Top Obama Aide: Rand Paul Is The "Most Interesting" Republican

"I think (Rand Paul's message) is a little bit of a warning sign to Democrats in the long run that demographics is not destiny," Dan Pfeiffer says.

Sen. Rand Paul is the most interesting Republican in the country — and the only one with a long-term vision that could threaten Democrats' coalition, a senior White House adviser said Thursday.

Dan Pfeiffer, the top communications adviser to President Obama, argued Paul has a defined vision with a real appeal — if not the organization to take advantage of it — in a sit-down interview with BuzzFeed News in New York.

"The Republican I find most interesting is Rand Paul, and the reason I say that is he is the only Republican who seems to know about what their long-term structural problems are and trying to do something about it," Pfeiffer said.

"I think he's the only person who is sort of honed in on a message that could be appealing to the next generation," he continued, describing the group as one "more burned out on, more skeptical of politics than the previous one before them, more distrustful of establishments, with sort of a libertarian instinct."

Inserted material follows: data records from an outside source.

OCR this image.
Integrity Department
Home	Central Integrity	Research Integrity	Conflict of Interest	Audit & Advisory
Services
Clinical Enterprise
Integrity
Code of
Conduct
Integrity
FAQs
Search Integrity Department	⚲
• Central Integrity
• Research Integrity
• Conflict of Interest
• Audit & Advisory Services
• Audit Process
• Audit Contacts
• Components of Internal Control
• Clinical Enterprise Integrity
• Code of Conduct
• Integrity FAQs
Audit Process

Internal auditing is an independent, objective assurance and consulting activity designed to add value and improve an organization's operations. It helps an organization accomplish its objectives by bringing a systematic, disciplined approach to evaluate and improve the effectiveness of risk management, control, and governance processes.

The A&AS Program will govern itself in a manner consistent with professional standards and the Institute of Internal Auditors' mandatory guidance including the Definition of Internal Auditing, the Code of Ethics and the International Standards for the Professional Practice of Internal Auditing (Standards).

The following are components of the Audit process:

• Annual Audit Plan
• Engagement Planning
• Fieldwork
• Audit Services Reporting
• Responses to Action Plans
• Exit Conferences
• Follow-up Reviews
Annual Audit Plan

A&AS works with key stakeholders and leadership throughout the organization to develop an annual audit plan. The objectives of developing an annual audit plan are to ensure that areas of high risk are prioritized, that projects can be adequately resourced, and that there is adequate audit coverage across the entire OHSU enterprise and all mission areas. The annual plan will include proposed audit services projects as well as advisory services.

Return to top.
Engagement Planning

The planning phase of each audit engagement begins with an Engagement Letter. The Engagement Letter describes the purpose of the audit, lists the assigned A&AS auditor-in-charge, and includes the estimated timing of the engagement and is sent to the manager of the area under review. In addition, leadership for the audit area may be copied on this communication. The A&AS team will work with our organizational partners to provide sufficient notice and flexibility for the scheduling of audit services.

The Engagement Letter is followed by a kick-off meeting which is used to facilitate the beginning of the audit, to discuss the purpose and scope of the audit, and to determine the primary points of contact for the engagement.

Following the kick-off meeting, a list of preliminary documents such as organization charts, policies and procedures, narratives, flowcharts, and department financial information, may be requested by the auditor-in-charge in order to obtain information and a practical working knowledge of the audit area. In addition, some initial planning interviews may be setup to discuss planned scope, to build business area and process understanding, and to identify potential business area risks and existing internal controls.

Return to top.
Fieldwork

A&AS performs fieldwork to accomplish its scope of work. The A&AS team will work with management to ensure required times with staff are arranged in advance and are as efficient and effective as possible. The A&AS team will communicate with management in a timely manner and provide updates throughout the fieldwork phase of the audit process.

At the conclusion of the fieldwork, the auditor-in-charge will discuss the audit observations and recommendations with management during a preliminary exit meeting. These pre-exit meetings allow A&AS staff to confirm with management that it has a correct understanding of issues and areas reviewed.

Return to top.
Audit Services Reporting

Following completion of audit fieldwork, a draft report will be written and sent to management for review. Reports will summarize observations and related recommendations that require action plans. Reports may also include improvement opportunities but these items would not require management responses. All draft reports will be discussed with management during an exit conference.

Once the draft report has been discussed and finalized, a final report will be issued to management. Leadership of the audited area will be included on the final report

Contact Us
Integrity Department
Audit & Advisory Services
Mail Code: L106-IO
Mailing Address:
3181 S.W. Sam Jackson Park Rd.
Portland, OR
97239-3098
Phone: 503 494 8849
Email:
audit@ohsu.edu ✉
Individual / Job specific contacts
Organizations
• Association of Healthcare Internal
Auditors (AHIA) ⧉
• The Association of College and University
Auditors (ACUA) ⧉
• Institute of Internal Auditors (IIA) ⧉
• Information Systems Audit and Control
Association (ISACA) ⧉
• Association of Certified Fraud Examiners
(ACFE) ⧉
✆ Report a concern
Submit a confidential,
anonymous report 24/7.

Asked whether Democrats inflate Paul's appeal because they think he could never really win on the national level, Pfeiffer conceded that might be the case for some. But he said he has a "a genuine, sincere belief in his message."

Paul has been a sharp critic of President Obama, but has distinguished himself from many Republicans on a several issues long associated with Democrats, and ones particularly important to younger and black voters: He's advocated for significant changes to drug-sentencing laws and police policies and is seen generally as a much more noninterventionist in foreign policy matters. Along with those two policy areas, Paul is probably best known for a libertarian-minded economic policy.

"I think it's a little bit of a warning sign to Democrats in the long run that demographics is not destiny," Pfeiffer said Thursday. "And we actually have to do some things to maintain faith with the next generation."

Pfeiffer argued, though, that despite Paul having "the right message," he does not have the organizational heft, "in sort of the meta-strategical sense, to take advantage of that."

Would he vote for him?

"No, we have a wide disagreement on a whole host of social issues."